NVIDIA Gets Shady With CineFX 4.0
From a layman's point of view, the block diagrams of G70's data paths do not look that different from those of the NV40, other than the extra shading units. But when you take a deeper look, it is clear to see that the G70 was designed to handle more mathematical calculations per clock.
Part of the goal of the 7800 GTX was to raise minimum frame rates to make the gaming experience fun consistently, not just some of the time. To accommodate the higher overhead needed for many of today's and tomorrow's games, additional Arithmetic Logic Units (ALU) were required to boost the performance in the 3D rendering pipeline.
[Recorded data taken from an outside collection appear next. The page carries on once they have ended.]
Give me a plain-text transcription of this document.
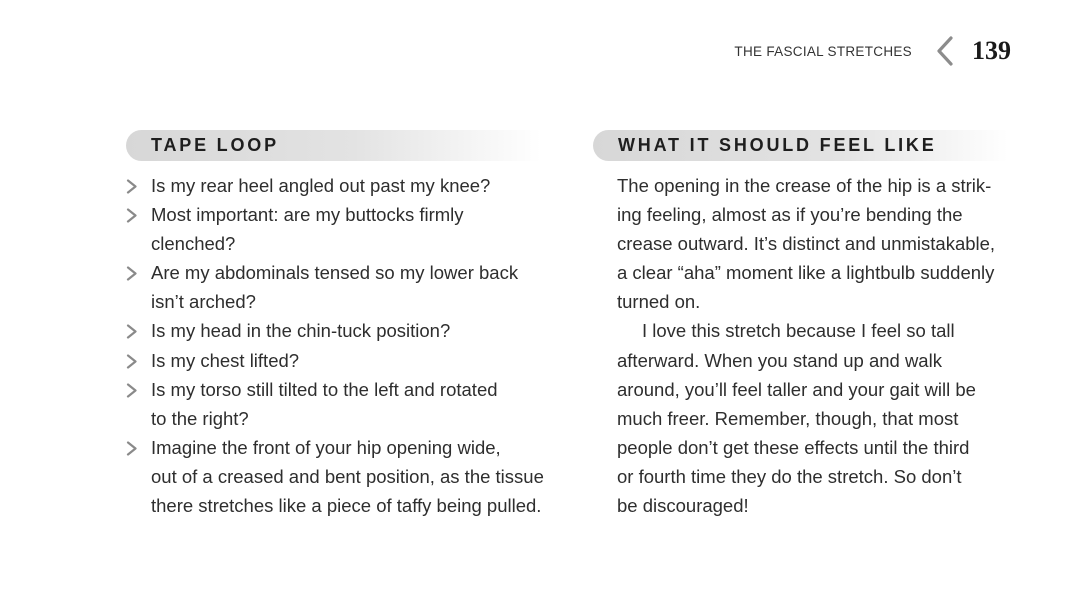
THE FASCIAL STRETCHES 139
TAPE LOOP
Is my rear heel angled out past my knee?
Most important: are my buttocks firmly
clenched?
Are my abdominals tensed so my lower back
isn’t arched?
Is my head in the chin-tuck position?
Is my chest lifted?
Is my torso still tilted to the left and rotated
to the right?
Imagine the front of your hip opening wide,
out of a creased and bent position, as the tissue
there stretches like a piece of taffy being pulled.
WHAT IT SHOULD FEEL LIKE

The opening in the crease of the hip is a strik-
ing feeling, almost as if you’re bending the
crease outward. It’s distinct and unmistakable,
a clear “aha” moment like a lightbulb suddenly
turned on.

I love this stretch because I feel so tall
afterward. When you stand up and walk
around, you’ll feel taller and your gait will be
much freer. Remember, though, that most
people don’t get these effects until the third
or fourth time they do the stretch. So don’t
be discouraged!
From this block diagram, you can see where the ALUs were added to the pixel shading pipeline. Each mini-ALU contains a multiply-add (MADS) instructions set. NVIDIA claims that vertex shader performance has increased "up to 30%" in the scalar ops because of the single-cycle MADs. With each clock, four floating point MADS can be performed at full speed.
|Pixel Shader||Vertex Shader|
|Architecture||2x Vector-4 + Scalar + Norm||Vector-4 + Scalar|
|Vector||4 MAD / 8 flops|
|Instructions / ALU||5||2|
|Operations / ALU||10||5|
|Instructions / Clock||120||16|
|Flops / Clock||648||80|
|Clock Frequency||430 MHz||430 MHz|
|Instructions / Second||51.6B||6.88B|
|Operations / Second||103.2B||17.2B|
|Floating point operations / Second||278.6B||34.4B|
|Bilinear Filtered Textures per clock||24|
|Bilinear Texel Fill Rate||10.3B|
|Texture Bandwidth (FB + PCI-E)||44.4 GB/s|
Additionally, NVIDIA says it has made many other improvements throughout the lower-level pipeline. Two of these improvements show up on the bottom line in benchmark scores and real world performance - lowering latencies and increasing computational capabilities per clock. If everything works together with less delay, then the whole system will benefit.